1. The Russo-Japanese war was not the result of Japanese aggression alone. That Japan was an aggressive imperialist power at that time is, of course, true. But so was Russia. So was England, the United States, France and Germany. They all sought to carve up the Far East, principally China, in their own national interests, that is, in the interests of the profits of their financial and industrial ruling classes,
In the case of Russia and Japan, Russia was clearly theaggressor. Her expansion into China and Korea threatened the imperialist interests of Japan. Japan’s attack on Russia came only after months and months of negotiations between these two imperialist powers and at a time when the czar stalled negotiations in the hope of seizing disputed territory and confronting the Japanese with accomplished facts.
The Japanese countered with an attack on the Russian fleet and then declared war. Supporting Japan in this war against Russia were England and the United States who then greatly feared that Czarist Russia would establish such powerful interests in China as to bar them. Japan was not only fighting in her own imperialist interests; she was fighting for England and the United States.
That is why, despite the obvious exhaustion of Japan in this short war and the threatening mobilization by Russia of all her resources which would have resulted in a defeat of the Nipponese Empire, England and the United States forced peace upon the two contenders for Empire. That Japan acted the hog in the peace negotiations and demanded more than the other imperialists thought she should have, is not in the least surprising or interesting. In doing that Japan acted as do all imperialists.
What is important is that the Russo-Japanese war was not a local war between two countries. It involved all the big powers at that time; the peace treaty was underwritten by all the powers.
In the case of the Sakhalin and the Kurile Islands, we are dealing with pure and simple horse-trading by two imperialist powers. Sakhalin and the Kuriles did not belong to either country. Their occupation by the Russians and the Japanese came as a result of empire race between them. The Sakhalin Island which lies off the coast of Siberia and is part of the Japanese archipelago, and Kurile, which is also an extension of the Japanese archipelago, were for many centuries, so far as is known, inhabited by native islanders, neither Russian nor Japanese.
In the peace treaty of Portsmouth in 1905, the Japanese based their demand for Sakhalin and the Kuriles on the ground of geographical identity with the homeland. With regard to Sakhalin, they demanded the island on the basis of prior exploration and settlement. This was disclosed in the peace negotiations. The Japanese presented the uncontradicted position that they had settled on the island in 1624 while the Russians in their eastward expansion did not reach it until 1803. Count Witte, head of the Russian peace delegation, stated that:
“... in the main Russia could do without Sakhalin, but as a matter of principle she could not make territorial concessions.” (Pre-War Diplomacy, by J.J.Korostovetz)

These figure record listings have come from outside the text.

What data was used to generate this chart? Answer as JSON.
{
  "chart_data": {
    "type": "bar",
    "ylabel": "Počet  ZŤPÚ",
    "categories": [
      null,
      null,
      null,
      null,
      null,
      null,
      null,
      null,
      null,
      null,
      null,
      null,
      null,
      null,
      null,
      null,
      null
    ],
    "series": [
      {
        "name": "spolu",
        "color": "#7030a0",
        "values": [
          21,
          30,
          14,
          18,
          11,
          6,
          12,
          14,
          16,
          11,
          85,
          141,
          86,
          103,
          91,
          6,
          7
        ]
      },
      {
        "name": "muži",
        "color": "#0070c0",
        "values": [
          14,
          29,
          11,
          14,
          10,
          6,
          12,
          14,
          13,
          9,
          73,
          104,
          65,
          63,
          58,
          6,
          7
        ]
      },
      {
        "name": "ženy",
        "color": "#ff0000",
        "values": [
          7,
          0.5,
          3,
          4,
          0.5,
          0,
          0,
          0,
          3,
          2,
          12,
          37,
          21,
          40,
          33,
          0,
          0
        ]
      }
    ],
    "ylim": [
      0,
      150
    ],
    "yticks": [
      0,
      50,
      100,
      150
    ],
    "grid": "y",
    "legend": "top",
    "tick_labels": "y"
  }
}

The peace negotiations following the Russo-Japanese war, revealed that 30 years before, in 1875, Russia and Japan had reached an agreement which permitted the Russians to occupy Sakhalin, while the Japanese annexed the Kurile Islands. Thus, two imperialist powers trade off territory which belonged to neither of them!
The Japanese diplomats, answered Count Witte by saying that in the thirty years during which the Russians held Sakhalin, they had not decided what to do with it, while the Japanese felt it necessary to own the island as a matter of national security.
These then are the facts about the disputed islands. None belonged to Russia or Japan. They were seized by them and changed hands in accordance with the changing fortunes of war.
The workers and peasants of Russia and the workers and peasants of Japan had no interest in these territories, gained nothing from them and had only to shed their blood in two wars. The only ones to gain from these imperialist rivalries and wars were the ruling classes in Russia and Japan, when Stalin claims them as Russian territory he is merely falsifying history in order to justify his imperialist policy.